Cette claire violation de la Charte des Nations unies (menacer un pays membre d'anéantissement) n'a valu jusqu'à présent à l'Iran que des condamnations indignées de la part des Occidentaux, la discrète réprobation de Moscou et le silence des capitales arabes, dont plusieurs (l'Egypte et la Jordanie) ont pourtant reconnu l'existence d'Israël et ont été ouvertement vouées aux gémonies par Mahmoud Ahmadinejab. Tant de prudence, confirmée par les hésitations des Européens à déférer l'Iran devant le Conseil de sécurité pour la violation de ses engagements en matière nucléaire, ne peut que confirmer le président ultraconservateur dans des positions extrémistes qui devraient, selon lui, étouffer le mécontentement de la population iranienne.
Le président, en effet, n'a pu tenir aucune des promesses sociales et démagogiques de sa campagne et cherche manifestement, par la surenchère nationalistiquo-religieuse, à faire taire ses opposants.
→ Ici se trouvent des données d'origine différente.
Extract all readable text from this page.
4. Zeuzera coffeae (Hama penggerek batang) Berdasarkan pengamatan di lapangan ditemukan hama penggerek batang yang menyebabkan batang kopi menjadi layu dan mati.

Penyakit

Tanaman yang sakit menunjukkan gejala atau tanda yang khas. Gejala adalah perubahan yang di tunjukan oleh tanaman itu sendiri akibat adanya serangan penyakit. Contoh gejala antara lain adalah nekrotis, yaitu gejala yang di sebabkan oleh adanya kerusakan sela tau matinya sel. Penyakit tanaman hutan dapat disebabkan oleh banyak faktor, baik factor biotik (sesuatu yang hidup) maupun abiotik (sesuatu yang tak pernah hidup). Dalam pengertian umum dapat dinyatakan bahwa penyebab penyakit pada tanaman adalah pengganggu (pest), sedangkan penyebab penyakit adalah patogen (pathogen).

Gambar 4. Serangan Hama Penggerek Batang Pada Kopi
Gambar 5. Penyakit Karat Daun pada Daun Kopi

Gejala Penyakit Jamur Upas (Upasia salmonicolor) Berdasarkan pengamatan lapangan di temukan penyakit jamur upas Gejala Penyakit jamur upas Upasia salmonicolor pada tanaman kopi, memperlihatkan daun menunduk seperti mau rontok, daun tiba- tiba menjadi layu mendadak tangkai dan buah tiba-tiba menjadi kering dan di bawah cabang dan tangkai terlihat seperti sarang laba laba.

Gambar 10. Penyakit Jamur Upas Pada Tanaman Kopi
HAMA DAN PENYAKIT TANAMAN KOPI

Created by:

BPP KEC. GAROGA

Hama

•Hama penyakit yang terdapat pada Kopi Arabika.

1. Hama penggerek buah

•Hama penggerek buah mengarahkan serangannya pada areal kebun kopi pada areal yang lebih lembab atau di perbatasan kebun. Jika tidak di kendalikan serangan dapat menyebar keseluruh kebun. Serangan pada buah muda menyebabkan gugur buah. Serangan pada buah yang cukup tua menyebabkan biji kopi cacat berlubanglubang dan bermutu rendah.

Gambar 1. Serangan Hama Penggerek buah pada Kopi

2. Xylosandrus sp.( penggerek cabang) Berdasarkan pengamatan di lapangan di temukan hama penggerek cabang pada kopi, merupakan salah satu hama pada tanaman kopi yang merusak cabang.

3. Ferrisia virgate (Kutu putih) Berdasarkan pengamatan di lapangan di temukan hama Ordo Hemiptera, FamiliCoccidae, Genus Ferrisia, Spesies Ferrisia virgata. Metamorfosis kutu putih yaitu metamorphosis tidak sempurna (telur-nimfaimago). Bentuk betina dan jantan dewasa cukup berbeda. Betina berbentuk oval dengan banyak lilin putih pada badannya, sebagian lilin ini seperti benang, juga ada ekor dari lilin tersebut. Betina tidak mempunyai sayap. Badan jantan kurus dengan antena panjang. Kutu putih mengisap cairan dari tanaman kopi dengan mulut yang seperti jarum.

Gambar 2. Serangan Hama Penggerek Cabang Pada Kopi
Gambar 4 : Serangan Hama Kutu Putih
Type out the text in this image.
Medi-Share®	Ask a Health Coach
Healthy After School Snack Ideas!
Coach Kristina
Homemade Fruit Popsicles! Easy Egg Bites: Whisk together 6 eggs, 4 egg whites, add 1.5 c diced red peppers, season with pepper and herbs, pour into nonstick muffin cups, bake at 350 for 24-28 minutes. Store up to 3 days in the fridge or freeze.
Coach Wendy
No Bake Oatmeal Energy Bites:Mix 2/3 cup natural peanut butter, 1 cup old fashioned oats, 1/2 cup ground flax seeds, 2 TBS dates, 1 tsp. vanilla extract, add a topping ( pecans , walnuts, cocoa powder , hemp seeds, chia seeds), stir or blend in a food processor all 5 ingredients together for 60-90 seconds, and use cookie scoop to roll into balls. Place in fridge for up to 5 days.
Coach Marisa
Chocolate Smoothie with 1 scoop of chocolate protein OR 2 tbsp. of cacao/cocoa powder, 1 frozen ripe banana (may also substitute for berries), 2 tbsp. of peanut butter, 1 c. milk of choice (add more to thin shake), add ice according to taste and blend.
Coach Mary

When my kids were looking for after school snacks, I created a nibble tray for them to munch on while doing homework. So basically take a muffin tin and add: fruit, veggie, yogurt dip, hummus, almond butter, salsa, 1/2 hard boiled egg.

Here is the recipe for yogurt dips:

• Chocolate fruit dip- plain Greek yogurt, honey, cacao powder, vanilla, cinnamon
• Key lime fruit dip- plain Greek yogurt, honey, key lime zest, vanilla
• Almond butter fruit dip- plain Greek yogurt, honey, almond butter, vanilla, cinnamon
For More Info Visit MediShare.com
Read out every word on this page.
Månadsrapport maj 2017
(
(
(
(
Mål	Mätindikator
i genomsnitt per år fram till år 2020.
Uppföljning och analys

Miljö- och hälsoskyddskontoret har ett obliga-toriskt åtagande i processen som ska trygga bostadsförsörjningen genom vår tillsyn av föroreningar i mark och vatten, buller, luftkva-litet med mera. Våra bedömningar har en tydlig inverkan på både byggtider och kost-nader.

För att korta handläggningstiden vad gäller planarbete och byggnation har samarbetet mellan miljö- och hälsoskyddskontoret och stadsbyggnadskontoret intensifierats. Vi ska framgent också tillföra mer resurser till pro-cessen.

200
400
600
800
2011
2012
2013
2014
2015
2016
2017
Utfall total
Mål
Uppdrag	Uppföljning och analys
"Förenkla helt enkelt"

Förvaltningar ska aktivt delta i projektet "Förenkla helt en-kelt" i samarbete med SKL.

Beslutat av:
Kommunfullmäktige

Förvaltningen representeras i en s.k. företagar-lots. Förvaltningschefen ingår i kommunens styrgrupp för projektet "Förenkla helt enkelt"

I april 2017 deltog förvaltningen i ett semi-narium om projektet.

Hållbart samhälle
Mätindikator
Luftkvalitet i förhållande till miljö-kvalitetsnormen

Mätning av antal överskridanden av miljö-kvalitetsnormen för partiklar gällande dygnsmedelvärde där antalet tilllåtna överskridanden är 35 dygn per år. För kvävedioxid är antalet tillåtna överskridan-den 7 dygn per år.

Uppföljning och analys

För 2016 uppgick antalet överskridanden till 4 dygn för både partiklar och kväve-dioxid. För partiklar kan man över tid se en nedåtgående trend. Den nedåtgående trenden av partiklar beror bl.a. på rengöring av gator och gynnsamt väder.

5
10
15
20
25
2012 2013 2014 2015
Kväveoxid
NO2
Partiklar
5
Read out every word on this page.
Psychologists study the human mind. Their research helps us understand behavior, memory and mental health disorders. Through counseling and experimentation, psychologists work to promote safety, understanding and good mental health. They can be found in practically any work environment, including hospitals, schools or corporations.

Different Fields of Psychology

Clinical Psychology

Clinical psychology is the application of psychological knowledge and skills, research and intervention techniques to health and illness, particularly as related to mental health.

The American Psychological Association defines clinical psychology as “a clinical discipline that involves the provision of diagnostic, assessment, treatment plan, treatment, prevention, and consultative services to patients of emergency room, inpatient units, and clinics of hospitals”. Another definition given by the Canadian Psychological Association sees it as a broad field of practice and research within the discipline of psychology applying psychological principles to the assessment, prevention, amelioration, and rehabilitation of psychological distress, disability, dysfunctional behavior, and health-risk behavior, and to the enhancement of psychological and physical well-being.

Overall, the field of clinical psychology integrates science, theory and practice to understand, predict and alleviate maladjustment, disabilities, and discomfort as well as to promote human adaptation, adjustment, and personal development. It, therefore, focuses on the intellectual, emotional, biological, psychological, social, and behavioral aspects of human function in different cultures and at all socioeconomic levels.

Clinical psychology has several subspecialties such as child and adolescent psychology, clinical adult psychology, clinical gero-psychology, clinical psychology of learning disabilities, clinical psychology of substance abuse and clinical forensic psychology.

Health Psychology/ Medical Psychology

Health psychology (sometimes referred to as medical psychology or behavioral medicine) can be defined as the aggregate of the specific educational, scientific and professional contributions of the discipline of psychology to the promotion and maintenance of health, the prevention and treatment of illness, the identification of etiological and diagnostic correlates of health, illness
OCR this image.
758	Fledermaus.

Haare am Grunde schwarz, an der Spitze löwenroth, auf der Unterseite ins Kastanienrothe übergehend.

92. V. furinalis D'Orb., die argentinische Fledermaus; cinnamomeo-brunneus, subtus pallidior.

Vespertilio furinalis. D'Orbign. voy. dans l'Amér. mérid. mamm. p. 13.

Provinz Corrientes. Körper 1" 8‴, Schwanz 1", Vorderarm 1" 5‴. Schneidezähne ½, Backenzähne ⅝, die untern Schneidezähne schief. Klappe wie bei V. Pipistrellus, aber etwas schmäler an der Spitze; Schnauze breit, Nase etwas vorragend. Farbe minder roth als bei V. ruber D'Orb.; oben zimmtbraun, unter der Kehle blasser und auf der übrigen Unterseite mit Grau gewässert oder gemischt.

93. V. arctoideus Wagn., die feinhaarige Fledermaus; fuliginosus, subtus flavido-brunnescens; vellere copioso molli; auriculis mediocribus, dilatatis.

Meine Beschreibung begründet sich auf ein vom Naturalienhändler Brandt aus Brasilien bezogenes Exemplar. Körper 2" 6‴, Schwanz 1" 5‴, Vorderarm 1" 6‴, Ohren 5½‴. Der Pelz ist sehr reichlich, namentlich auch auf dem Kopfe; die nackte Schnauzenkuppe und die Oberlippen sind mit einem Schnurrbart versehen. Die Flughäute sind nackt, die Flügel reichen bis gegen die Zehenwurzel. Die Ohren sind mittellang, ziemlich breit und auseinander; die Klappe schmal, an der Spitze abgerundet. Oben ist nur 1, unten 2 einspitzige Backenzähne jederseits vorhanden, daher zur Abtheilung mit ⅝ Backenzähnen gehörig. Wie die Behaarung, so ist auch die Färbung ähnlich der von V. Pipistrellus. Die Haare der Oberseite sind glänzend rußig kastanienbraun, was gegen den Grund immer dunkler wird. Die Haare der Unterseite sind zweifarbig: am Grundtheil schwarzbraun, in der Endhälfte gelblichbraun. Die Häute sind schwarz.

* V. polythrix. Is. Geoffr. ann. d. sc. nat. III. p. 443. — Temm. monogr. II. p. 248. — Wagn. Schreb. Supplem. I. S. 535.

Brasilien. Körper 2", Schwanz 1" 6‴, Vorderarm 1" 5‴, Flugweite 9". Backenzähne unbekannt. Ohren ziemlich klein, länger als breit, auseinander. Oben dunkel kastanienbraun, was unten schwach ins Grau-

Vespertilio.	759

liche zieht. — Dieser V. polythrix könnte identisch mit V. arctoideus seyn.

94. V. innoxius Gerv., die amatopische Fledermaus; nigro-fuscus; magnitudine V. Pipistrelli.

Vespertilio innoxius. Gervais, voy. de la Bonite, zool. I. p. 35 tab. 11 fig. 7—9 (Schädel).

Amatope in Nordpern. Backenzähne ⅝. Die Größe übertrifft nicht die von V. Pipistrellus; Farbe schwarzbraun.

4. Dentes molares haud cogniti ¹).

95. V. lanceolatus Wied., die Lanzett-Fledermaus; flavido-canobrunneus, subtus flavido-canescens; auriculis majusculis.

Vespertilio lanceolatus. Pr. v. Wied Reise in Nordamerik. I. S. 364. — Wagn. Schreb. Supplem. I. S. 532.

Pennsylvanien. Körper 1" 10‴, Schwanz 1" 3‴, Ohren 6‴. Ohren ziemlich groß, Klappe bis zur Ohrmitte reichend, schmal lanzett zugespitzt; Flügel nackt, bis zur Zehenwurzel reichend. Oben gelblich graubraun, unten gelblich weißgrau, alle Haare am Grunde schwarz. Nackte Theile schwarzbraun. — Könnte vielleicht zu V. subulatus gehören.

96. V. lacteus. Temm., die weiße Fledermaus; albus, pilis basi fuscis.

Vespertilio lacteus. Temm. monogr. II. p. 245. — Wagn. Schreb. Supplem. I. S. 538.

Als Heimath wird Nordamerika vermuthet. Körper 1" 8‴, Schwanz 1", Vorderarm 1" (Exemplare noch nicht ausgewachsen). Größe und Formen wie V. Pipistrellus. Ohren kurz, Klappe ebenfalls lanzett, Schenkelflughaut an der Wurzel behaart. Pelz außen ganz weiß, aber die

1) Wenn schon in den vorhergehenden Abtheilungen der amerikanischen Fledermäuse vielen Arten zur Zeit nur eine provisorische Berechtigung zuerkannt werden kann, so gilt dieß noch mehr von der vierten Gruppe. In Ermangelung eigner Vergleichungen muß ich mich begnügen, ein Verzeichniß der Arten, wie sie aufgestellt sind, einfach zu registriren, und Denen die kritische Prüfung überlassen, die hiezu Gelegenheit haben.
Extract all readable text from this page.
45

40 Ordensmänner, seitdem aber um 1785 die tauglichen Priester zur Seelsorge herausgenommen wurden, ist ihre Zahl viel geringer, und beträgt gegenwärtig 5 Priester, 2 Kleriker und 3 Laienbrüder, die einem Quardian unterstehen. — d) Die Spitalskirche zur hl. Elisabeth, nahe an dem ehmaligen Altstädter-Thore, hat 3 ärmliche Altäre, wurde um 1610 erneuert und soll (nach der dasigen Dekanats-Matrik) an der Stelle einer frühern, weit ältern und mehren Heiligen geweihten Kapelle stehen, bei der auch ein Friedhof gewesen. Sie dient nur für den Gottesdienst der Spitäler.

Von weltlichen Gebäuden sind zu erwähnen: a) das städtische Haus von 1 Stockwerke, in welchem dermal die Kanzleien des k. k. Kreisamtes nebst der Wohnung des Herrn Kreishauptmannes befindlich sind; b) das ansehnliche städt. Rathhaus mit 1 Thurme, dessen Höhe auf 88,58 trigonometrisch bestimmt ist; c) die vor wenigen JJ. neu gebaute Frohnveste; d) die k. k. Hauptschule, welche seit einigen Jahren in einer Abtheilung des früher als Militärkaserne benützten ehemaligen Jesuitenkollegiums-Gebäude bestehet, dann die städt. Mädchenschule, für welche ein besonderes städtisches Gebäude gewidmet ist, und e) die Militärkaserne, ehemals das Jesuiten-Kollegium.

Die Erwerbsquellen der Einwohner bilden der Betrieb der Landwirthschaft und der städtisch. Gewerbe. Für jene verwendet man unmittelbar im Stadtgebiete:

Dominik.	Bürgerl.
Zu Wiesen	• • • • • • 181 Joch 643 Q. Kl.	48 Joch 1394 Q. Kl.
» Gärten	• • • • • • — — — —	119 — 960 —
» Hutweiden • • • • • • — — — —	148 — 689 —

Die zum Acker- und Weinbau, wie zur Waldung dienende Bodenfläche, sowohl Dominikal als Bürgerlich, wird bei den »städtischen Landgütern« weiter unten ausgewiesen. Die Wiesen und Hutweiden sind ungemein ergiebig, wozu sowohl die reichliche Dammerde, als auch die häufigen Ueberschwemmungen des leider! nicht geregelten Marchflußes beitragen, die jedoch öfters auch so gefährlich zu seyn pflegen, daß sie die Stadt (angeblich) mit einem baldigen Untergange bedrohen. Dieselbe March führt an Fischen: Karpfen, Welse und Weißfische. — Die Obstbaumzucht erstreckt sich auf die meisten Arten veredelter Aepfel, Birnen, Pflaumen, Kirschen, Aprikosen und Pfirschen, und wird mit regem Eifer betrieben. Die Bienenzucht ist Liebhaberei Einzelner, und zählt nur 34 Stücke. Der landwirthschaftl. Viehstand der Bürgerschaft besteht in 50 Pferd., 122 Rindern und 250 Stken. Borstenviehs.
Il y est d'autant plus enclin, qu'il estime (à raison) que le contexte international lui est favorable : empêtrés en Irak, les Etats-Unis, malgré les discours guerriers de certains néoconservateurs, savent fort bien que Téhéran peut encore leur compliquer la tâche par ses connexions avec la communauté chiite. L'Iran dispose d'autre part de la même capacité de nuisance au Liban, via le Hezbollah. Autres atouts précieux en cas de saisie du Conseil de sécurité : les demandes énergétiques, notamment de la part de la Chine et de l'Inde, mettent Téhéran à l'abri d'éventuelles sanctions économiques occidentales. Et l'Iran peut toujours compter sur la compréhension de Moscou, grand fournisseur d'armes et de d'équipement nucléaire. Suite probable du scénario : un Iran nucléaire qui incitera l'Arabie Saoudite et l'Egypte à suivre la même voie et une intrusion, via Israël qui dispose déjà de l'armement nucléaire, de la dissuasion dans tout le Moyen-Orient. Car le programme nucléaire iranien paraît trop avancé, dispersé et camouflé dans des installations souterraines, pour faire l'objet d'une attaque préventive du genre de celle menée en 1981 par Israël contre le réacteur irakien Osirak.